22. Exposition aux pesticides organophosphorés et organochlorés, aux substances perfluoroalkyliques et aux biphényles polychlorés durant la grossesse en association avec une diminution de la tolérance au glucose et le diabète gestationnel: l’étude MIREC (résumé simplifié)

(Exposure to organophosphorus and organochlorine pesticides, perfluoroalkyl substances, and polychlorinated biphenyls in pregnancy and the association with impaired glucose tolerance and gestational diabetes mellitus: the MIREC Study) Shapiro GD, Dodds L, Arbuckle TE, Ashley-Martin J, Ettinger AS, Fisher M, Taback S, Bouchard MF, Monnier P, Dallaire R, Morisset AS, Fraser WD. Environmental Research. 2016 Feb 4;147:71-81. doi: 10.1016/j.envres.2016.01.040. 

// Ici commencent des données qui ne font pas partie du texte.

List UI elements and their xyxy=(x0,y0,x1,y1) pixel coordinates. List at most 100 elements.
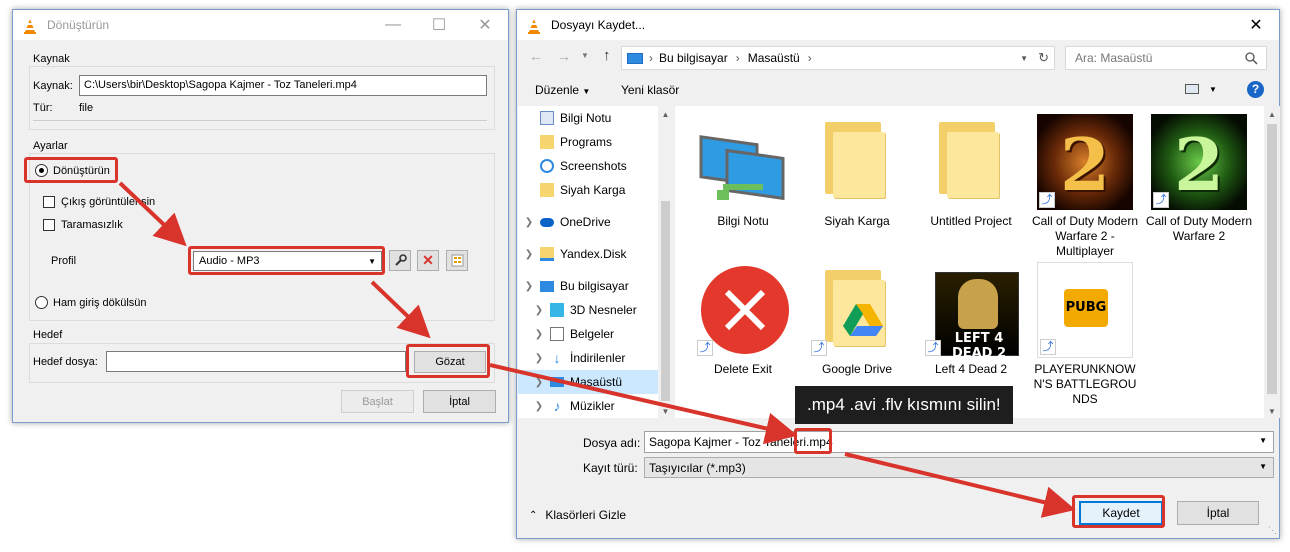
sidebar-item-indirilenler[interactable]: ❯ ↓ İndirilenler xyxy=(518,346,673,370)
start-button[interactable]: Başlat xyxy=(341,390,414,413)
vlc-icon xyxy=(24,19,36,34)
sidebar-item-belgeler[interactable]: ❯ Belgeler xyxy=(518,322,673,346)
refresh-icon[interactable]: ↻ xyxy=(1038,50,1049,66)
sidebar-item-label: Bu bilgisayar xyxy=(560,279,629,293)
save-type-value: Taşıyıcılar (*.mp3) xyxy=(649,461,746,475)
help-icon[interactable]: ? xyxy=(1247,81,1264,98)
sidebar-item-screenshots[interactable]: Screenshots xyxy=(518,154,673,178)
window-title: Dönüştürün xyxy=(47,18,110,32)
chevron-right-icon[interactable]: ❯ xyxy=(522,249,536,260)
chevron-down-icon: ▼ xyxy=(582,87,591,96)
deinterlace-label: Taramasızlık xyxy=(61,219,123,231)
search-input[interactable]: Ara: Masaüstü xyxy=(1065,46,1267,70)
save-type-dropdown[interactable]: Taşıyıcılar (*.mp3) ▼ xyxy=(644,457,1274,478)
search-placeholder: Ara: Masaüstü xyxy=(1075,51,1153,65)
breadcrumb-item[interactable]: Bu bilgisayar xyxy=(659,51,728,65)
chevron-down-icon: ▼ xyxy=(1209,84,1217,94)
new-profile-button[interactable] xyxy=(446,250,468,271)
file-label: Siyah Karga xyxy=(824,214,890,228)
sidebar-item-programs[interactable]: Programs xyxy=(518,130,673,154)
chevron-down-icon: ▼ xyxy=(1259,462,1267,471)
chevron-right-icon[interactable]: ❯ xyxy=(522,217,536,228)
highlight-save-button xyxy=(1072,495,1165,528)
chevron-down-icon[interactable]: ❯ xyxy=(522,281,536,292)
scroll-up-icon[interactable]: ▲ xyxy=(658,110,673,119)
file-item[interactable]: PUBG ⤴ PLAYERUNKNOWN'S BATTLEGROUNDS xyxy=(1029,262,1141,407)
destination-group-title: Hedef xyxy=(33,329,63,341)
folder-icon xyxy=(540,135,554,149)
chevron-right-icon[interactable]: ❯ xyxy=(532,377,546,388)
sidebar-item-3d-nesneler[interactable]: ❯ 3D Nesneler xyxy=(518,298,673,322)
sidebar-item-bu-bilgisayar[interactable]: ❯ Bu bilgisayar xyxy=(518,274,673,298)
search-icon xyxy=(1245,51,1258,65)
wrench-icon xyxy=(394,254,407,266)
file-list-scrollbar[interactable]: ▲ ▼ xyxy=(1264,106,1280,418)
sidebar-item-masaustu[interactable]: ❯ Masaüstü xyxy=(518,370,673,394)
scroll-up-icon[interactable]: ▲ xyxy=(1264,110,1280,119)
new-folder-button[interactable]: Yeni klasör xyxy=(621,83,679,97)
file-name-input[interactable]: Sagopa Kajmer - Toz Taneleri.mp4 ▼ xyxy=(644,431,1274,453)
chevron-right-icon[interactable]: ❯ xyxy=(532,305,546,316)
highlight-file-extension xyxy=(794,428,832,454)
chevron-right-icon[interactable]: ❯ xyxy=(532,353,546,364)
file-label: Google Drive xyxy=(821,362,893,376)
file-item[interactable]: ⤴ Delete Exit xyxy=(687,262,799,377)
file-item[interactable]: LEFT 4 DEAD 2 ⤴ Left 4 Dead 2 xyxy=(915,262,1027,377)
cancel-button[interactable]: İptal xyxy=(423,390,496,413)
chevron-down-icon[interactable]: ▼ xyxy=(1020,54,1028,63)
close-button[interactable]: ✕ xyxy=(1233,10,1279,40)
organize-button[interactable]: Düzenle ▼ xyxy=(535,83,590,97)
chevron-right-icon[interactable]: ❯ xyxy=(532,401,546,412)
address-bar[interactable]: › Bu bilgisayar › Masaüstü › ▼ ↻ xyxy=(621,46,1055,70)
minimize-button[interactable]: — xyxy=(370,10,416,40)
raw-dump-radio[interactable] xyxy=(35,296,48,309)
delete-profile-button[interactable]: ✕ xyxy=(417,250,439,271)
file-item[interactable]: 2 ⤴ Call of Duty Modern Warfare 2 xyxy=(1143,114,1255,244)
maximize-button[interactable]: ☐ xyxy=(416,10,462,40)
sidebar-item-onedrive[interactable]: ❯ OneDrive xyxy=(518,210,673,234)
type-label: Tür: xyxy=(33,102,53,114)
scroll-down-icon[interactable]: ▼ xyxy=(658,407,673,416)
view-options-button[interactable]: ▼ xyxy=(1185,84,1217,94)
file-item[interactable]: Siyah Karga xyxy=(801,114,913,229)
source-group-title: Kaynak xyxy=(33,53,70,65)
yandex-icon xyxy=(540,247,554,261)
error-icon: ⤴ xyxy=(695,262,791,358)
chevron-right-icon[interactable]: ❯ xyxy=(532,329,546,340)
resize-grip[interactable]: ⋱ xyxy=(1268,525,1277,536)
file-item[interactable]: Untitled Project xyxy=(915,114,1027,229)
recent-dropdown[interactable]: ▼ xyxy=(581,51,589,60)
file-label: Untitled Project xyxy=(930,214,1012,228)
forward-button[interactable]: → xyxy=(557,48,571,64)
show-output-checkbox[interactable] xyxy=(43,196,55,208)
scrollbar-thumb[interactable] xyxy=(661,201,670,401)
deinterlace-checkbox[interactable] xyxy=(43,219,55,231)
file-label: Call of Duty Modern Warfare 2 - Multipla… xyxy=(1031,214,1139,258)
scrollbar-thumb[interactable] xyxy=(1267,124,1277,394)
chevron-down-icon[interactable]: ▼ xyxy=(1259,436,1267,445)
folder-icon xyxy=(540,183,554,197)
hide-folders-button[interactable]: ⌃ Klasörleri Gizle xyxy=(529,508,626,522)
shortcut-arrow-icon: ⤴ xyxy=(925,340,941,356)
destination-file-field[interactable] xyxy=(106,351,406,372)
delete-icon: ✕ xyxy=(422,252,434,268)
back-button[interactable]: ← xyxy=(529,48,543,64)
up-button[interactable]: ↑ xyxy=(603,47,611,64)
file-item[interactable]: 2 ⤴ Call of Duty Modern Warfare 2 - Mult… xyxy=(1029,114,1141,259)
game-icon: LEFT 4 DEAD 2 ⤴ xyxy=(923,262,1019,361)
sidebar-item-siyah-karga[interactable]: Siyah Karga xyxy=(518,178,673,202)
sidebar-scrollbar[interactable]: ▲ ▼ xyxy=(658,106,673,418)
close-button[interactable]: ✕ xyxy=(462,10,508,40)
edit-profile-button[interactable] xyxy=(389,250,411,271)
sidebar-item-label: Programs xyxy=(560,135,613,149)
sidebar-item-yandex-disk[interactable]: ❯ Yandex.Disk xyxy=(518,242,673,266)
breadcrumb-item[interactable]: Masaüstü xyxy=(748,51,800,65)
scroll-down-icon[interactable]: ▼ xyxy=(1264,407,1280,416)
file-item[interactable]: ⤴ Google Drive xyxy=(801,262,913,377)
sidebar-item-muzikler[interactable]: ❯ ♪ Müzikler xyxy=(518,394,673,418)
computer-icon xyxy=(540,280,554,292)
file-item[interactable]: Bilgi Notu xyxy=(687,114,799,229)
source-path-field[interactable]: C:\Users\bir\Desktop\Sagopa Kajmer - Toz… xyxy=(79,75,487,96)
dialog-cancel-button[interactable]: İptal xyxy=(1177,501,1259,525)
sidebar-item-bilgi-notu[interactable]: Bilgi Notu xyxy=(518,106,673,130)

Le diabète gestationnel est une forme de diabète qui se manifeste pour la toute première fois pendant la grossesse. Les femmes atteintes de diabète gestationnel présentent des taux élevés de glucose (sucre) sanguin durant leur grossesse. Les contaminants environnementaux peuvent contribuer à accroître le risque de diabète gestationnel. Certains produits chimiques, notamment les pesticides organochlorés et les biphényles polychlorés (BPC), ont été bannis, mais demeurent présents dans l’environnement. En revanche, d’autres composés, comme les pesticides organophosphorés et les substances perfluoroalkyliques utilisés dans la production d’articles ménagers et d’autres produits de consommation courants (batteries de cuisine, vêtements, emballages alimentaires, etc.) continuent d’être utilisés.

Dans l’étude MIREC, les données de 1 274 femmes enceintes ont pu être analysées afin de déterminer si l’exposition à ces substances chimiques était associée au risque de diabète gestationnel. Des échantillons de sang et d’urine ont été recueillis pendant le premier trimestre de grossesse et analysés, pour mesurer ces substances. Le risque de diabète gestationnel a été évalué chez ces femmes d’après leurs résultats à un test de tolérance au glucose et leur dossier médical.

L’étude a révélé que les femmes présentant les concentrations urinaires les plus élevées de deux pesticides organophosphorés étaient moins susceptibles d’être atteintes de diabète gestationnel que les femmes affichant les concentrations les plus faibles de ces pesticides. Les chercheurs ignorent pourquoi les femmes de cette étude présentant les concentrations les plus élevées étaient moins susceptibles d’être atteintes de diabète gestationnel. Il est possible que ces femmes aient été exposées à ces pesticides en consommant des fruits et des légumes qui protègent contre le diabète. Aucun des produits chimiques mesurés n’a néanmoins été associé à un risque accru de diabète gestationnel.

Les résultats de cette étude seront utilisés pour mieux comprendre les facteurs environnementaux pouvant jouer un rôle dans le diabète gestationnel.